The drug strontium ranelate aids bone growth, increases bone density, and lessens the incidence of vertebral, peripheral, and hip fractures. However, strontium ranelate also increases the risk of venous thromboembolism, pulmonary embolism, and serious cardiovascular disorders, including myocardial infarction. Its use is therefore now restricted. Its beneficial effects are also questionable, since the increased bone density is partially caused by the increased density of strontium over the calcium which it replaces. Strontium also bioaccumulates in the body. Despite restrictions on strontium ranelate, strontium is still contained in some supplements. There is not much scientific evidence on risks of strontium chloride when taken by mouth. Those with a personal or family history of blood clotting disorders are advised to avoid strontium.

Strontium has been shown to inhibit sensory irritation when applied topically to the skin. Topically applied, strontium has been shown to accelerate the recovery rate of the epidermal permeability barrier (skin barrier).

== Nuclear waste ==

Strontium-90 is a radioactive fission product produced by nuclear reactors used in nuclear power. It is a major component of high-level radioactivity of nuclear waste and spent nuclear fuel. Its 29-year half-life is short enough that its decay heat has been used to power arctic lighthouses, but long enough that it can take hundreds of years to decay to safe levels. Exposure from contaminated water and food may increase the risk of leukemia, bone cancer and primary hyperparathyroidism.

=== Remediation ===
Algae has shown selectivity for strontium in studies, where most plants used in bioremediation have not shown selectivity between calcium and strontium, often becoming saturated with calcium, which is greater in quantity and also present in nuclear waste.

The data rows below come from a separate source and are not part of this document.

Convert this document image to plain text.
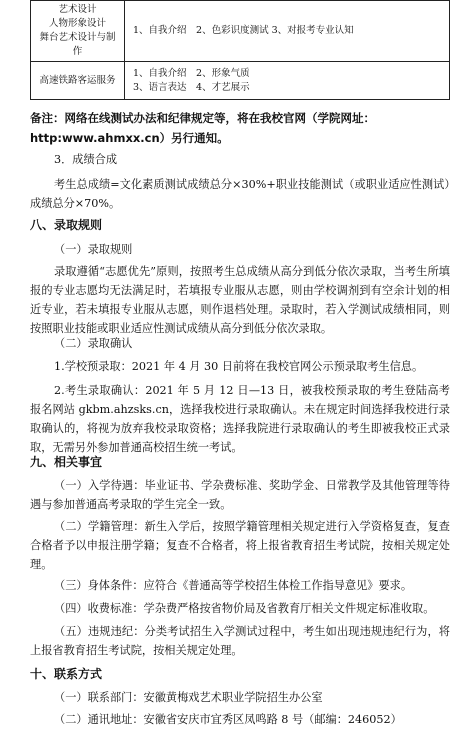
艺术设计
人物形象设计
舞台艺术设计与制作	1、自我介绍　2、色彩识度测试 3、对报考专业认知

高速铁路客运服务	1、自我介绍　2、形象气质
3、语言表达　4、才艺展示
备注：网络在线测试办法和纪律规定等，将在我校官网（学院网址：http:www.ahmxx.cn）另行通知。
3．成绩合成
考生总成绩=文化素质测试成绩总分×30%+职业技能测试（或职业适应性测试）成绩总分×70%。
八、录取规则
（一）录取规则
录取遵循“志愿优先”原则，按照考生总成绩从高分到低分依次录取，当考生所填报的专业志愿均无法满足时，若填报专业服从志愿，则由学校调剂到有空余计划的相近专业，若未填报专业服从志愿，则作退档处理。录取时，若入学测试成绩相同，则按照职业技能或职业适应性测试成绩从高分到低分依次录取。
（二）录取确认
1.学校预录取：2021 年 4 月 30 日前将在我校官网公示预录取考生信息。
2.考生录取确认：2021 年 5 月 12 日—13 日，被我校预录取的考生登陆高考报名网站 gkbm.ahzsks.cn，选择我校进行录取确认。未在规定时间选择我校进行录取确认的，将视为放弃我校录取资格；选择我院进行录取确认的考生即被我校正式录取，无需另外参加普通高校招生统一考试。
九、相关事宜
（一）入学待遇：毕业证书、学杂费标准、奖助学金、日常教学及其他管理等待遇与参加普通高考录取的学生完全一致。
（二）学籍管理：新生入学后，按照学籍管理相关规定进行入学资格复查，复查合格者予以申报注册学籍；复查不合格者，将上报省教育招生考试院，按相关规定处理。
（三）身体条件：应符合《普通高等学校招生体检工作指导意见》要求。
（四）收费标准：学杂费严格按省物价局及省教育厅相关文件规定标准收取。
（五）违规违纪：分类考试招生入学测试过程中，考生如出现违规违纪行为，将上报省教育招生考试院，按相关规定处理。
十、联系方式
（一）联系部门：安徽黄梅戏艺术职业学院招生办公室
（二）通讯地址：安徽省安庆市宜秀区凤鸣路 8 号（邮编：246052）
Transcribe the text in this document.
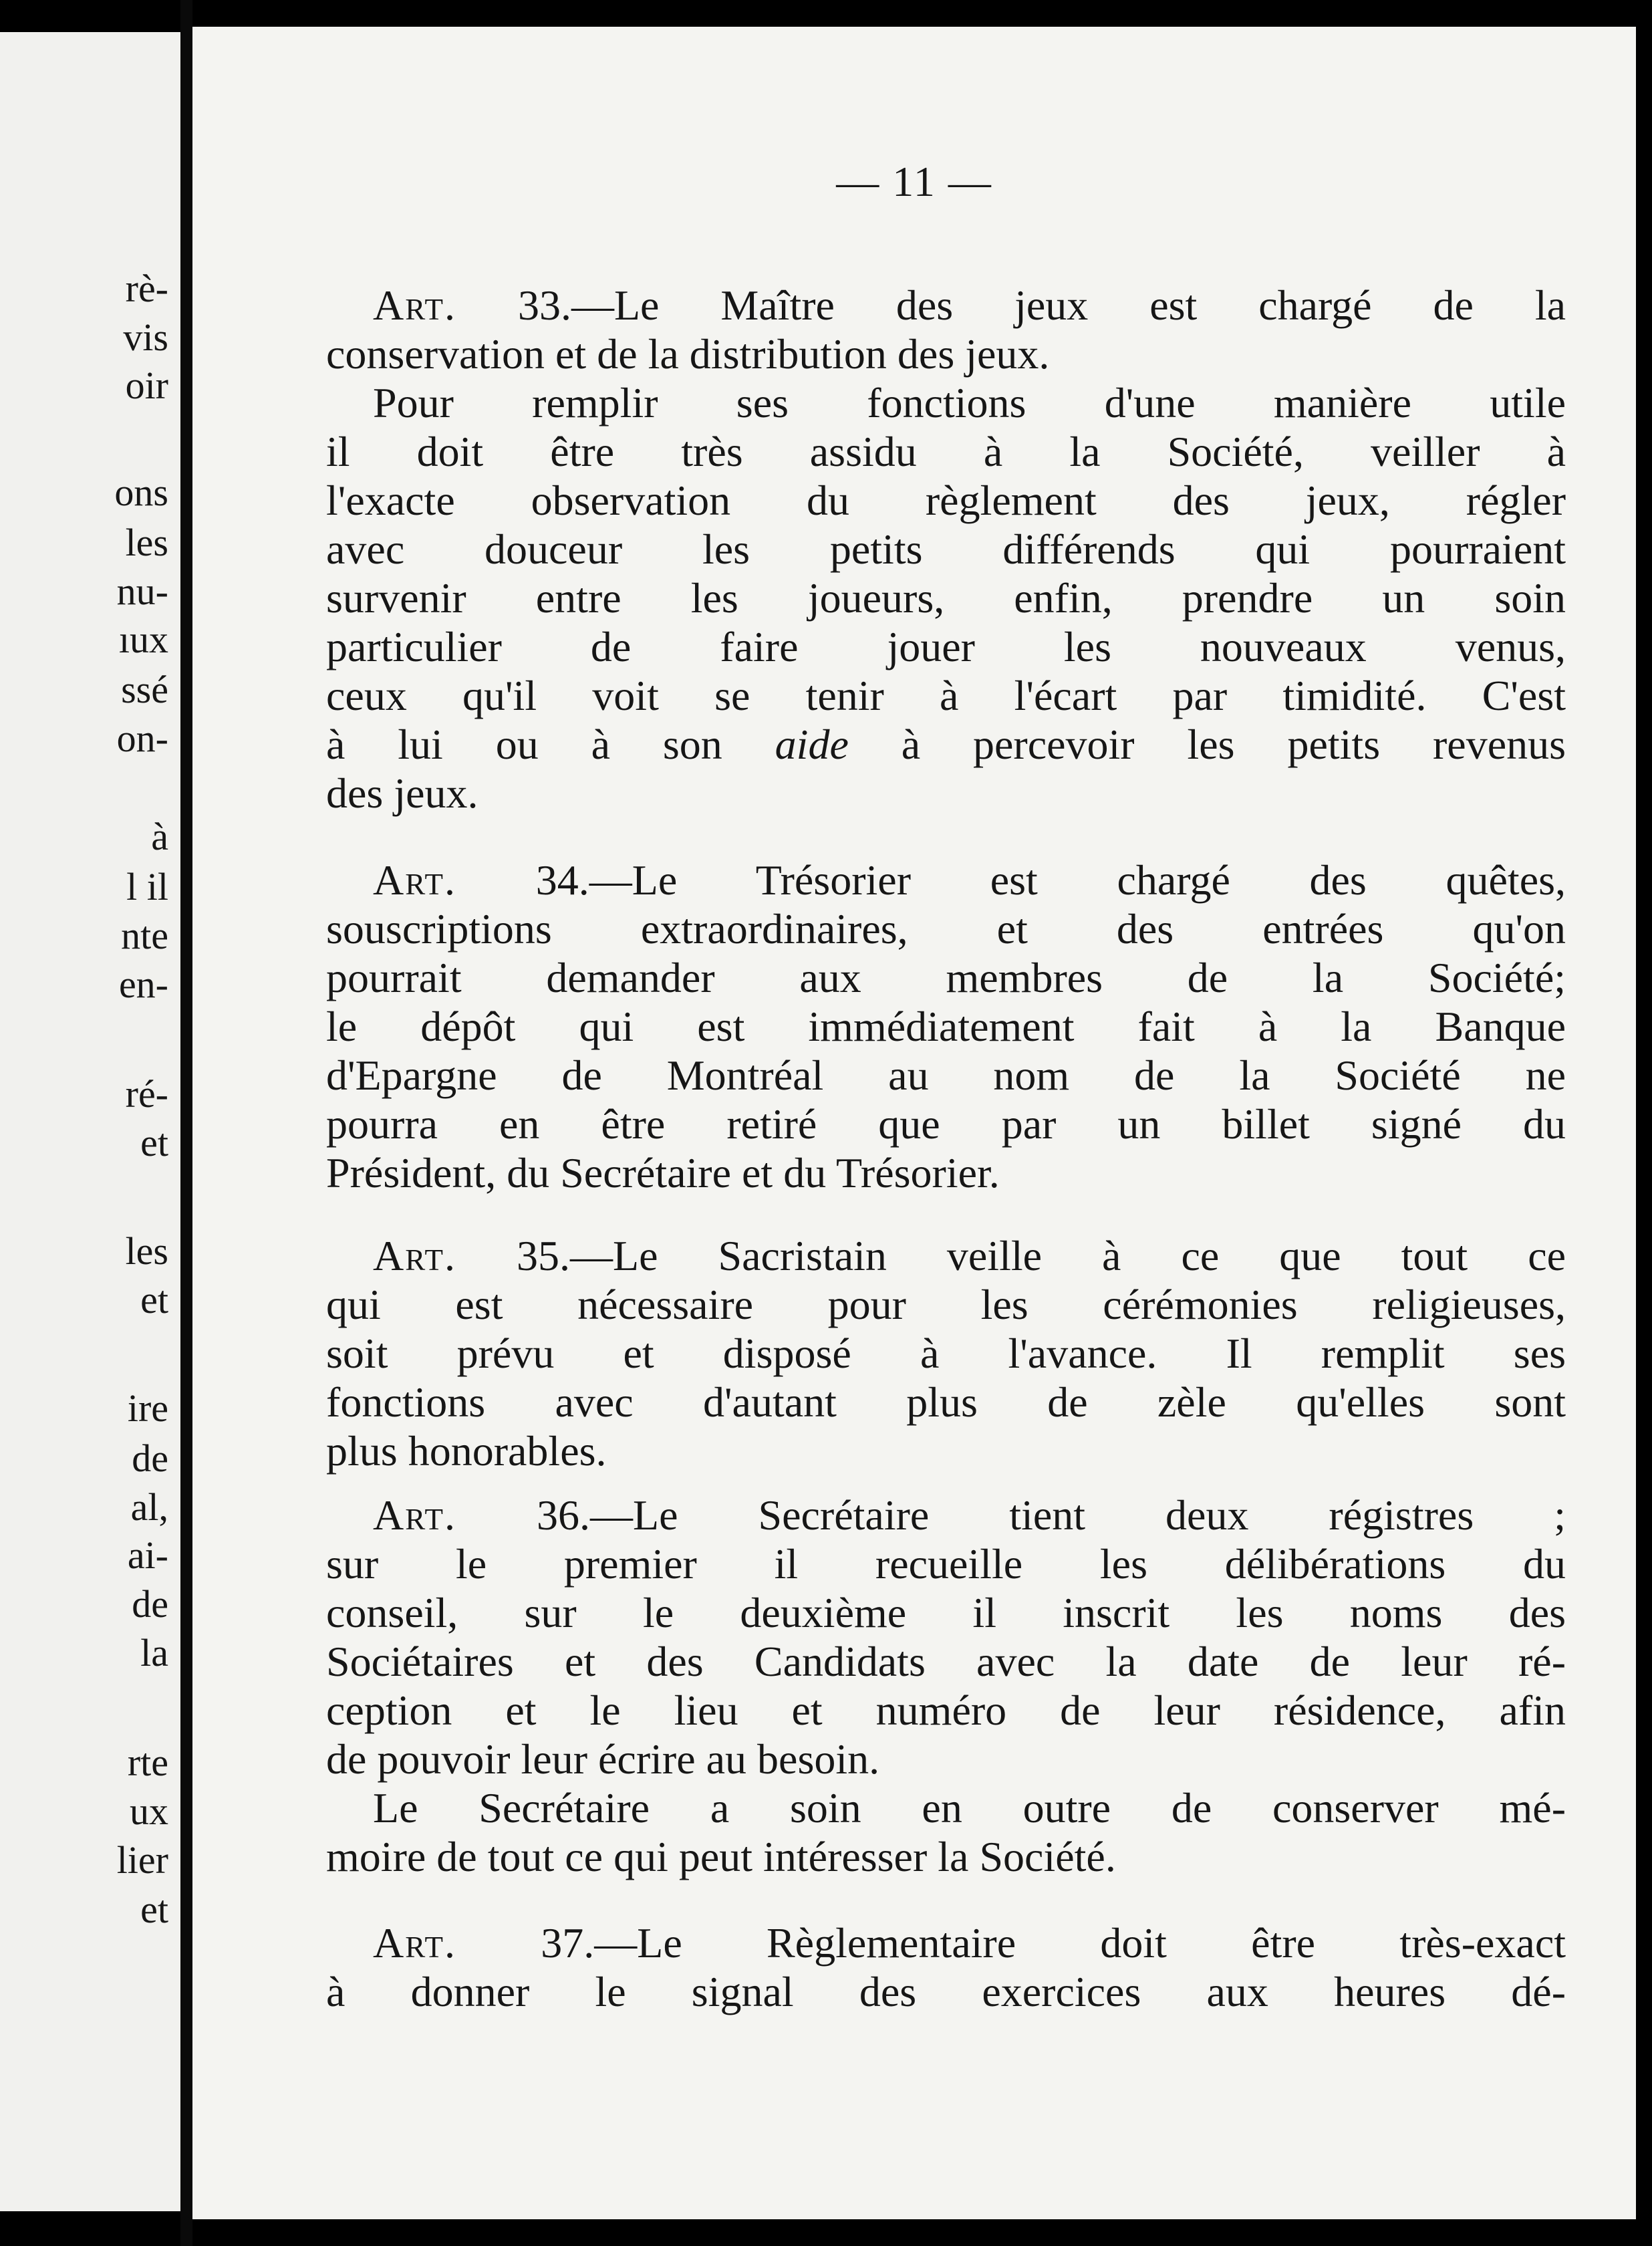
rè-
vis
oir
ons
les
nu-
ıux
ssé
on-
à
l il
nte
en-
ré-
et
les
et
ire
de
al,
ai-
de
la
rte
ux
lier
et
— 11 —
Art. 33.—Le Maître des jeux est chargé de la
conservation et de la distribution des jeux.
Pour remplir ses fonctions d'une manière utile
il doit être très assidu à la Société, veiller à
l'exacte observation du règlement des jeux, régler
avec douceur les petits différends qui pourraient
survenir entre les joueurs, enfin, prendre un soin
particulier de faire jouer les nouveaux venus,
ceux qu'il voit se tenir à l'écart par timidité. C'est
à lui ou à son aide à percevoir les petits revenus
des jeux.
Art. 34.—Le Trésorier est chargé des quêtes,
souscriptions extraordinaires, et des entrées qu'on
pourrait demander aux membres de la Société;
le dépôt qui est immédiatement fait à la Banque
d'Epargne de Montréal au nom de la Société ne
pourra en être retiré que par un billet signé du
Président, du Secrétaire et du Trésorier.
Art. 35.—Le Sacristain veille à ce que tout ce
qui est nécessaire pour les cérémonies religieuses,
soit prévu et disposé à l'avance. Il remplit ses
fonctions avec d'autant plus de zèle qu'elles sont
plus honorables.
Art. 36.—Le Secrétaire tient deux régistres ;
sur le premier il recueille les délibérations du
conseil, sur le deuxième il inscrit les noms des
Sociétaires et des Candidats avec la date de leur ré-
ception et le lieu et numéro de leur résidence, afin
de pouvoir leur écrire au besoin.
Le Secrétaire a soin en outre de conserver mé-
moire de tout ce qui peut intéresser la Société.
Art. 37.—Le Règlementaire doit être très-exact
à donner le signal des exercices aux heures dé-
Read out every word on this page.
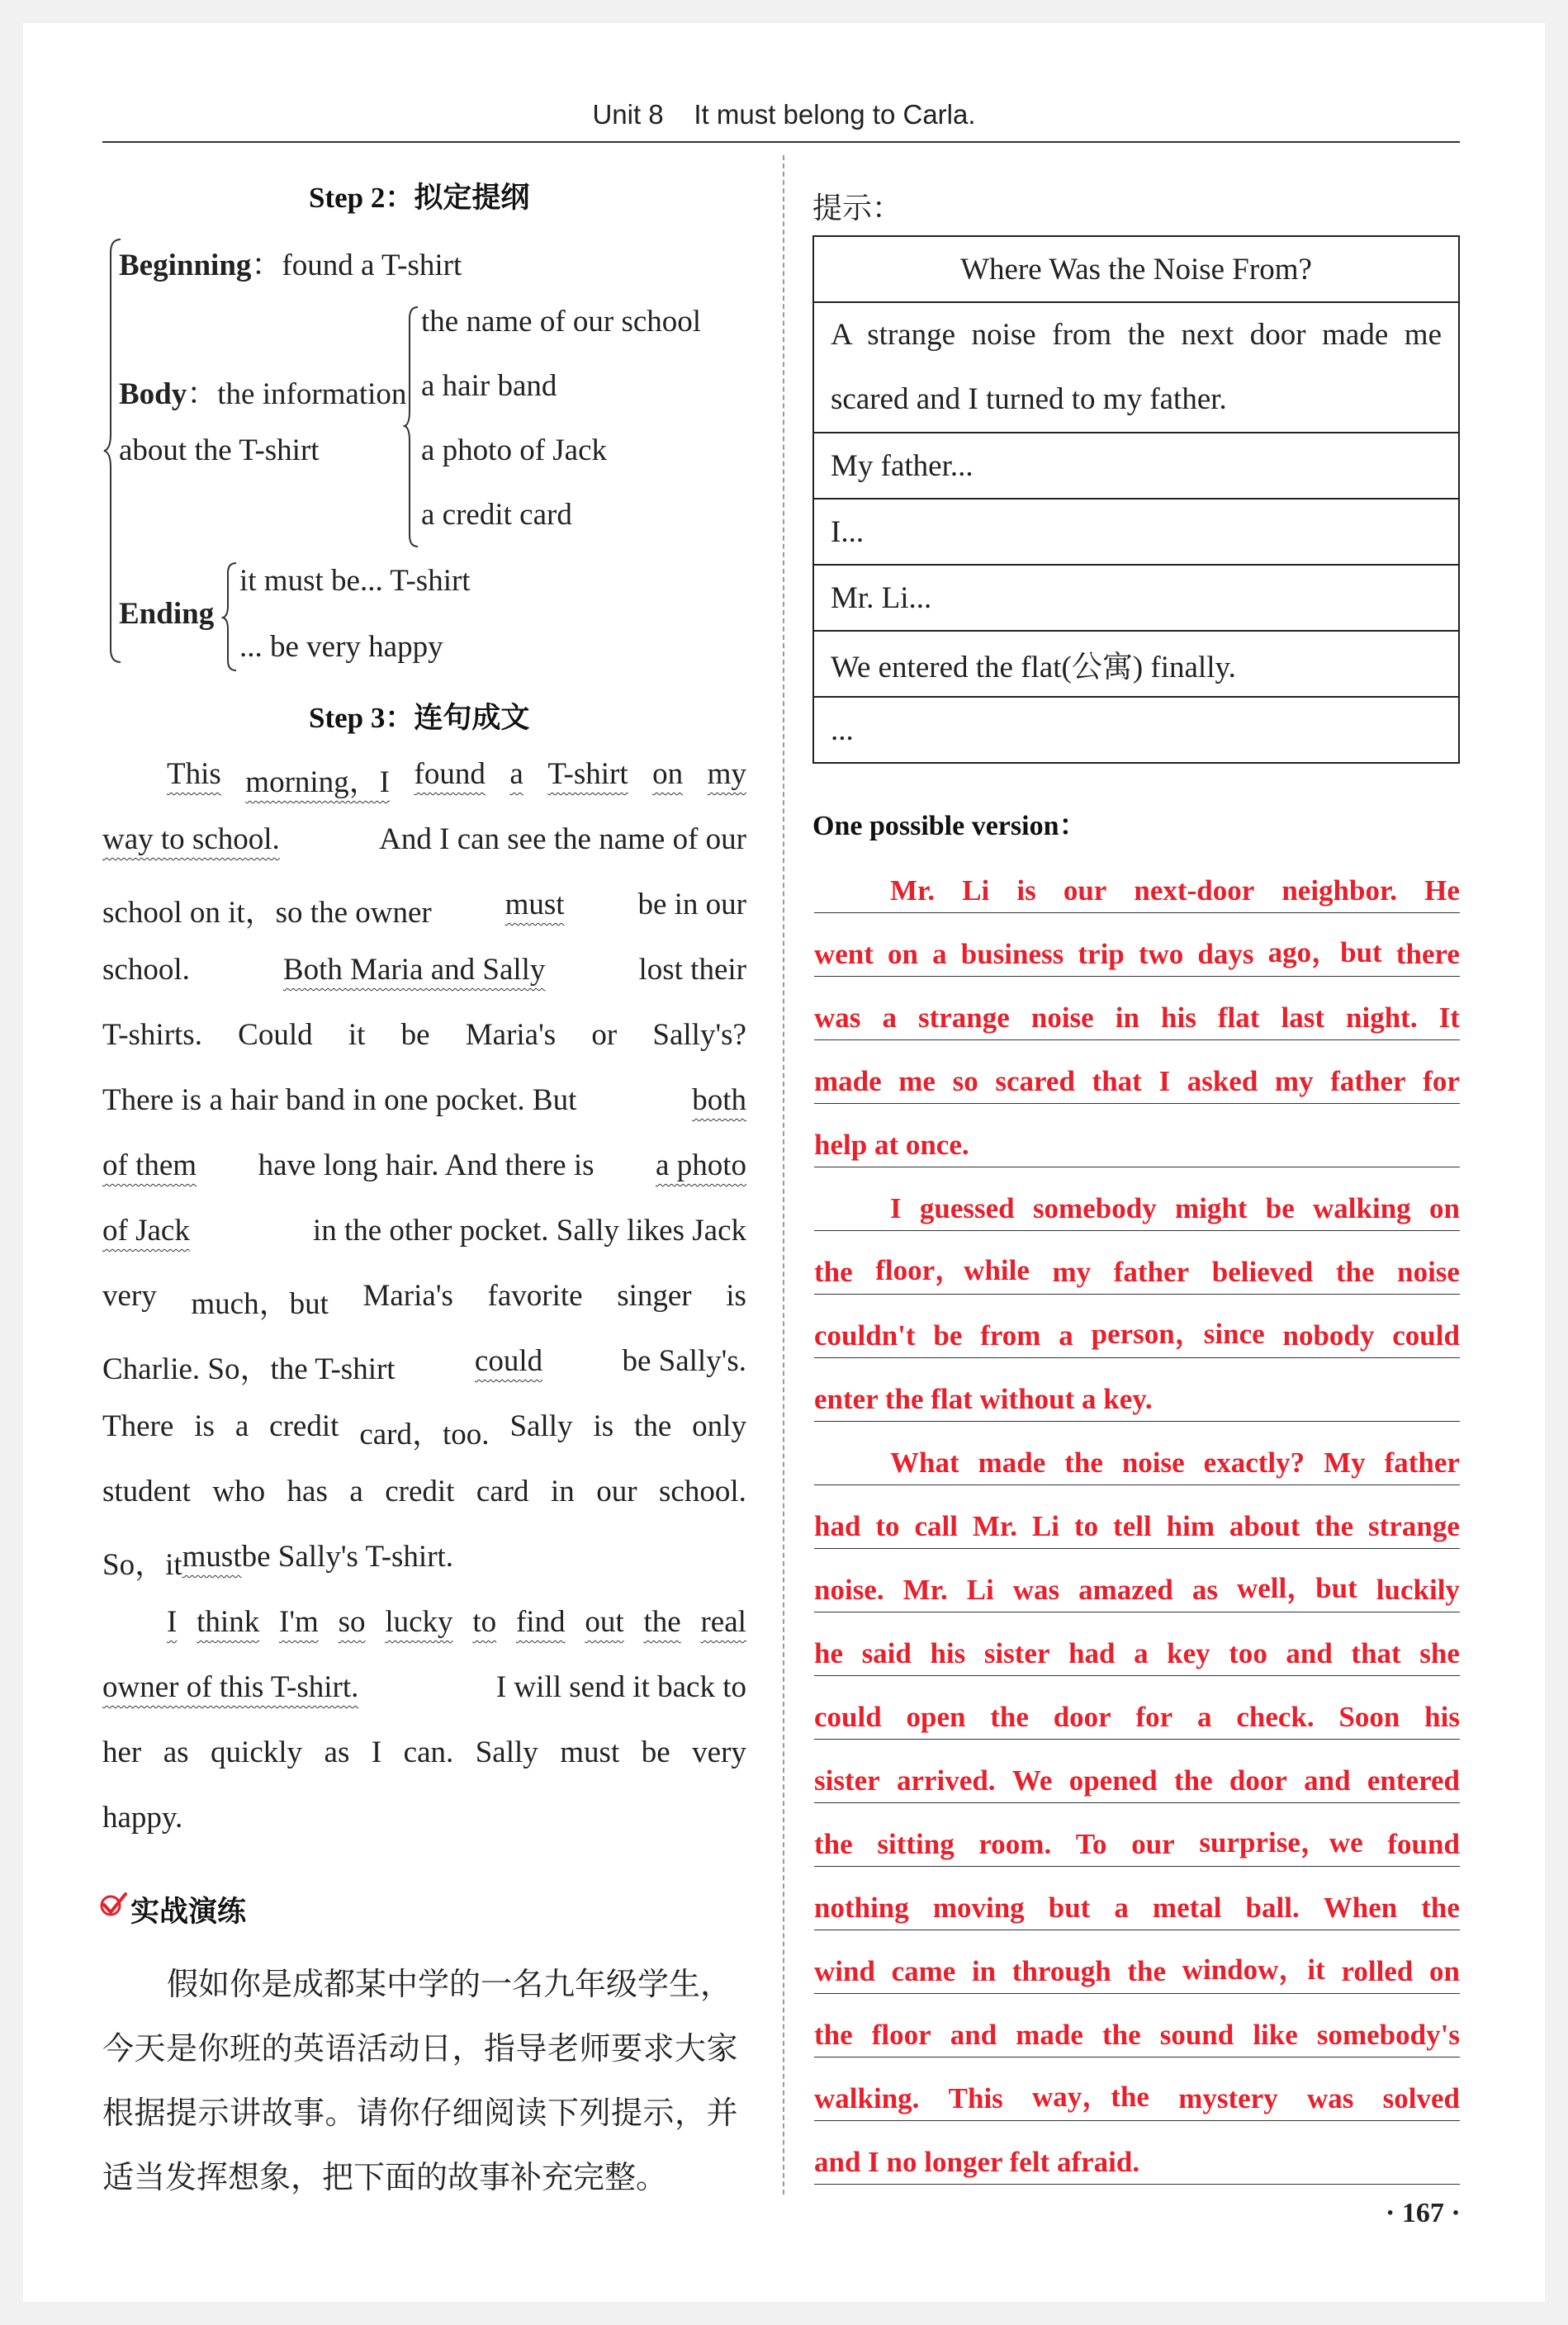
Unit 8 It must belong to Carla.
Step 2：拟定提纲
Beginning：found a T-shirt
Body：the information
about the T-shirt
the name of our school
a hair band
a photo of Jack
a credit card
Ending
it must be... T-shirt
... be very happy
Step 3：连句成文
This morning，I found a T-shirt on my
way to school.	And I can see the name of our
school on it，so the owner must be in our
school.	Both Maria and Sally	lost their
T-shirts. Could it be Maria's or Sally's?
There is a hair band in one pocket. But	both
of them have long hair. And there is a photo
of Jack	in the other pocket. Sally likes Jack
very much，but Maria's favorite singer is
Charlie. So，the T-shirt could be Sally's.
There is a credit card，too. Sally is the only
student who has a credit card in our school.
So，it must be Sally's T-shirt.
I think I'm so lucky to find out the real
owner of this T-shirt.	I will send it back to
her as quickly as I can. Sally must be very
happy.
实战演练
假如你是成都某中学的一名九年级学生，
今天是你班的英语活动日，指导老师要求大家
根据提示讲故事。请你仔细阅读下列提示，并
适当发挥想象，把下面的故事补充完整。
提示：
Where Was the Noise From?
A strange noise from the next door made me scared and I turned to my father.
My father...
I...
Mr. Li...
We entered the flat(公寓) finally.
...
One possible version：
Mr. Li is our next-door neighbor. He
went on a business trip two days ago，but there
was a strange noise in his flat last night. It
made me so scared that I asked my father for
help at once.
I guessed somebody might be walking on
the floor，while my father believed the noise
couldn't be from a person，since nobody could
enter the flat without a key.
What made the noise exactly? My father
had to call Mr. Li to tell him about the strange
noise. Mr. Li was amazed as well，but luckily
he said his sister had a key too and that she
could open the door for a check. Soon his
sister arrived. We opened the door and entered
the sitting room. To our surprise，we found
nothing moving but a metal ball. When the
wind came in through the window，it rolled on
the floor and made the sound like somebody's
walking. This way，the mystery was solved
and I no longer felt afraid.
· 167 ·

Researchers have looked at the bioaccumulation of strontium by Scenedesmus spinosus (algae) in simulated wastewater. The study claims a highly selective biosorption capacity for strontium of S. spinosus, suggesting that it may be appropriate for use in treating nuclear wastewater.

A study of the pond alga Closterium moniliferum using non-radioactive strontium found that varying the ratio of barium to strontium in water improved strontium selectivity.